Lentera-PENDIDIKAN.com,MUARA ENIM–Dalam rangka Operasi Senpi Musi 2026, Team Rajawali Satuan Reserse Kriminal (Satreskrim) Polres Muara Enim amankan seorang petani bernama Deska Deriansyah (38) warga Desa Gumawang, Kecamatan Rambang Niru, Kabupaten Muara Enim, karena kedapatan menyimpan tiga pucuk senjata api rakitan (senpira) beserta puluhan butir amunisi aktif.
“Kita dapat informasi dan langsung amankan pelaku di Desa Gumawang, Kecamatan Rambang Niru, Kamis 19 Juni 2026 pukul 05.30 WIB,” ujar Kapolres Muara Enim AKBP Hendri Syaputra melalui Kasat Reskrim AKP M Andrian, Minggu (21/6/2026).

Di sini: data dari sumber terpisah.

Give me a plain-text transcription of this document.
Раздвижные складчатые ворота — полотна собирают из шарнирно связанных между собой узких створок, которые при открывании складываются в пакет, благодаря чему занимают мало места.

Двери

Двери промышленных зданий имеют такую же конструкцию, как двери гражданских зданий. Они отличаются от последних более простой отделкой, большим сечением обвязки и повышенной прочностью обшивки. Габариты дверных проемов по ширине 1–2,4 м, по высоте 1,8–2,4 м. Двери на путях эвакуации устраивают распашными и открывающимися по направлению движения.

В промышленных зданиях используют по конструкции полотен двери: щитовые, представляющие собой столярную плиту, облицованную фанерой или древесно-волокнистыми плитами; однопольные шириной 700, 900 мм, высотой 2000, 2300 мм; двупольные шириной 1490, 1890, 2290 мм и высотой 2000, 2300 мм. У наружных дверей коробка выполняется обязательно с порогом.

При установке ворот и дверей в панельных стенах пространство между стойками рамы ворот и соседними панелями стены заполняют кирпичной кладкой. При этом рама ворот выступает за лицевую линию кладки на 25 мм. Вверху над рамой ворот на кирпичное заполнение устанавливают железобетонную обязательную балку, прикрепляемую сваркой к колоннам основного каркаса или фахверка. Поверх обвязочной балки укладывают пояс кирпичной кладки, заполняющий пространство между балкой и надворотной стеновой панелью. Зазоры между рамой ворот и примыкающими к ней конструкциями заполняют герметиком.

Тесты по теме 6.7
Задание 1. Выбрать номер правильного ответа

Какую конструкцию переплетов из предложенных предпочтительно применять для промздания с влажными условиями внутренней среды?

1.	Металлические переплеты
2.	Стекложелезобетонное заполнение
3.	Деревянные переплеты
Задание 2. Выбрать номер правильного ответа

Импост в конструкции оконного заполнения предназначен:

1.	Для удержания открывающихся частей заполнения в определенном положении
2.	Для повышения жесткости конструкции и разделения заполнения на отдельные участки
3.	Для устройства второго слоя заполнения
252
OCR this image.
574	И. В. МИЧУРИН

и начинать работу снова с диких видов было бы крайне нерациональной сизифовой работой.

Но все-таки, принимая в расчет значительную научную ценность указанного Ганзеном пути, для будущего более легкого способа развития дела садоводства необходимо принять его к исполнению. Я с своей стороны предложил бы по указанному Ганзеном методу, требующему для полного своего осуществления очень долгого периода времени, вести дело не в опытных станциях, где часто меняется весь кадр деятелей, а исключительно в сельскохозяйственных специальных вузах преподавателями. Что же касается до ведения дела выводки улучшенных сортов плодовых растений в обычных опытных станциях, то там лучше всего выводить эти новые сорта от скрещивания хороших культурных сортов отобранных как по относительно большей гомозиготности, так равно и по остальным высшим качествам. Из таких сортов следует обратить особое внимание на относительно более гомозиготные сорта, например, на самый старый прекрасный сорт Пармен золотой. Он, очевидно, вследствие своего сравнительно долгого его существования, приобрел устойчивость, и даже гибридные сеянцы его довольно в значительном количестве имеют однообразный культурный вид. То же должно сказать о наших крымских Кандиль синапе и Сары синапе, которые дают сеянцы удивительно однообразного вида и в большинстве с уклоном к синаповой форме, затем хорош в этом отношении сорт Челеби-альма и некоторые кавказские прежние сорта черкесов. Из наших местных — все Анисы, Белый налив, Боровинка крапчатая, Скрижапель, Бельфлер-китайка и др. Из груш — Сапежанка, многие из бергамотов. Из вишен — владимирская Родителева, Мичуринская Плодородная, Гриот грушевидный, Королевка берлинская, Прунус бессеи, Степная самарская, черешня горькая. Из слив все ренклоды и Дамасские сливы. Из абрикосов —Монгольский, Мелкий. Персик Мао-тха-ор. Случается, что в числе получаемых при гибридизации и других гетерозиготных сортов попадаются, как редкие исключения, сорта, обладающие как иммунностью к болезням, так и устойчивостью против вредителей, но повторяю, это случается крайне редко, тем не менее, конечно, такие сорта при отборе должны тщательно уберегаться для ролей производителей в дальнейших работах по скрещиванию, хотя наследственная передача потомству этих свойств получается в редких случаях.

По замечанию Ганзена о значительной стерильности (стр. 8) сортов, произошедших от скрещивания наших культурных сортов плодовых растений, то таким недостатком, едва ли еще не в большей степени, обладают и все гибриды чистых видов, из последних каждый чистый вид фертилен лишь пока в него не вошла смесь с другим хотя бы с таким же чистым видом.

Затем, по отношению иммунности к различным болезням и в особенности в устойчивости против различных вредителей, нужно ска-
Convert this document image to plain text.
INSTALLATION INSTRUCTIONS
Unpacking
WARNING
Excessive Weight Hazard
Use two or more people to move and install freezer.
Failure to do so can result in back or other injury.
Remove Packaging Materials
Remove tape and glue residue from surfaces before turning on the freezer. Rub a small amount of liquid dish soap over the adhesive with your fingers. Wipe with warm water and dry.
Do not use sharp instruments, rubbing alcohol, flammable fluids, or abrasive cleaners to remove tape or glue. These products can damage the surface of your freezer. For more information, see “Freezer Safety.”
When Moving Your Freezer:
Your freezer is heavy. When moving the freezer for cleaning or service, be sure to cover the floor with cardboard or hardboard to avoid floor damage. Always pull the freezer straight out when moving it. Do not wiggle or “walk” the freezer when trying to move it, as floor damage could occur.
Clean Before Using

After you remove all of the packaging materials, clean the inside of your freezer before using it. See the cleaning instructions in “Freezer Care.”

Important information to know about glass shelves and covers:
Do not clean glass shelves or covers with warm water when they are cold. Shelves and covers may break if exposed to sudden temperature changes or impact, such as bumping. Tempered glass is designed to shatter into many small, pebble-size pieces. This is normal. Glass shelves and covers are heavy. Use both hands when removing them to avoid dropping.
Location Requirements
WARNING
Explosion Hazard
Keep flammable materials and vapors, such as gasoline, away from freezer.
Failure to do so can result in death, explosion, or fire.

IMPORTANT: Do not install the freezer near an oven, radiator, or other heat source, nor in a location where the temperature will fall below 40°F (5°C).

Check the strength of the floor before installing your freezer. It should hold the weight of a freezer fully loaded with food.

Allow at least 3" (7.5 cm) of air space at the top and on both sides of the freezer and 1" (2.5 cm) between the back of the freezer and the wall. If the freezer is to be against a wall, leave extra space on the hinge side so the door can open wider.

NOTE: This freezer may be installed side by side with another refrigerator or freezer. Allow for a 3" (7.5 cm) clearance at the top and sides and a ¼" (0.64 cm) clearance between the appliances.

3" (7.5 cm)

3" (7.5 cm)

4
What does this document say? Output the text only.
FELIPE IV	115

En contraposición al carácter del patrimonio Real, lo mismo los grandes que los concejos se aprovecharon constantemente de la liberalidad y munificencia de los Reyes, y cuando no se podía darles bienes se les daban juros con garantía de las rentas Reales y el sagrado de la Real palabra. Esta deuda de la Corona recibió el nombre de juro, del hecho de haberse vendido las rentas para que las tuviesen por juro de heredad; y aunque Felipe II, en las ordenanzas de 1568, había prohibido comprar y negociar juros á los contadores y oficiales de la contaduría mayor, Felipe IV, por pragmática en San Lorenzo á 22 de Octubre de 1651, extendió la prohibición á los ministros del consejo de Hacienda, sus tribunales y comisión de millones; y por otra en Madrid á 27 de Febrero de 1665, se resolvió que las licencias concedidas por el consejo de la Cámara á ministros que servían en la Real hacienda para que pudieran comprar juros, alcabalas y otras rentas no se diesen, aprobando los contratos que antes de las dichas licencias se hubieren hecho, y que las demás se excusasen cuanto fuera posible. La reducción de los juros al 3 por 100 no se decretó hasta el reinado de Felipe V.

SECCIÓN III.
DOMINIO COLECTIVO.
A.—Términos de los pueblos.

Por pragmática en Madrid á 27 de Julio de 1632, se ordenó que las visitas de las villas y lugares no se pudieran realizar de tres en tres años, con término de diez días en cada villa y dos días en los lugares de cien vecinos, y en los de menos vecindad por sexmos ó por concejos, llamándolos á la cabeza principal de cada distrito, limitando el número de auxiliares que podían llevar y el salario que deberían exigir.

Kasat Reskrim AKP M Andrian didampingi Kanit Pidum Ipda Guntur SH, menyampaikan bahwa pengungkapan kasus tersebut berawal dari informasi masyarakat yang menyebutkan adanya seorang warga yang diduga memiliki senjata api rakitan dan amunisi tajam di pondok kebunnya.
Berdasarkan informasi tersebut,
Team Rajawali Satreskrim Polres Muara Enim yang dipimpin Kanit Pidum Ipda Guntur SH., bersama Tim Tarantula Polsek Rambang Niru yang dipimpin Kanit Reskrim Polsek Rambang Niru, melakukan penggerebekan di pondok kebun milik tersangka.
“Dari hasil penggeledahan, petugas menemukan tiga pucuk senjata api yang terdiri dari dua pucuk senjata api rakitan laras panjang dan satu pucuk senjata api laras pendek, juga menemukan puluhan butir amunisi aktif berbagai kaliber yang disimpan oleh tersangka,” ujarnya.
Atas temuan tersebut, lanjut Kasatlantas Reskrim, Tersangka diduga tanpa hak menyimpan, memiliki, menguasai, dan mempergunakan senjata api beserta amunisi. Selanjutnya tersangka diamankan dan dibawa ke Polres Muara Enim bersama barang bukti berupa satu pucuk senjata api rakitan laras panjang berwarna Hitam dengan panjang sekitar 130 sentimeter, satu pucuk senjata api rakitan laras panjang dengan panjang sekitar 100 sentimeter.
Kemudian, satu pucuk senjata api laras pendek berwarna chrome dengan panjang sekitar 20 sentimeter serta 65 butir amunisi tajam kaliber 5,56 milimeter yang masih aktif dan lima butir amunisi kaliber 6 milimeter aktif.
Atas perbuatannya, kata Kasat Reskrim, tersangka dijerat dengan Pasal 306 Undang-Undang Nomor 1 Tahun 2023 tentang Kitab Undang-Undang Hukum Pidana (KUHP) terkait tindak pidana setiap orang yang tanpa hak menguasai, membawa, menyimpan, atau menyembunyikan senjata api. Adapun ancaman pidananya kurungan penjara paling lama 15 tahun.
“Saat ini, penyidik Satreskrim Polres Muara Enim masih mendalami asal-usul senjata api dan amunisi yang dimiliki tersangka termasuk kemungkinan adanya keterlibatan pihak lain dalam kasus tersebut,” jelas AKP M Andrian.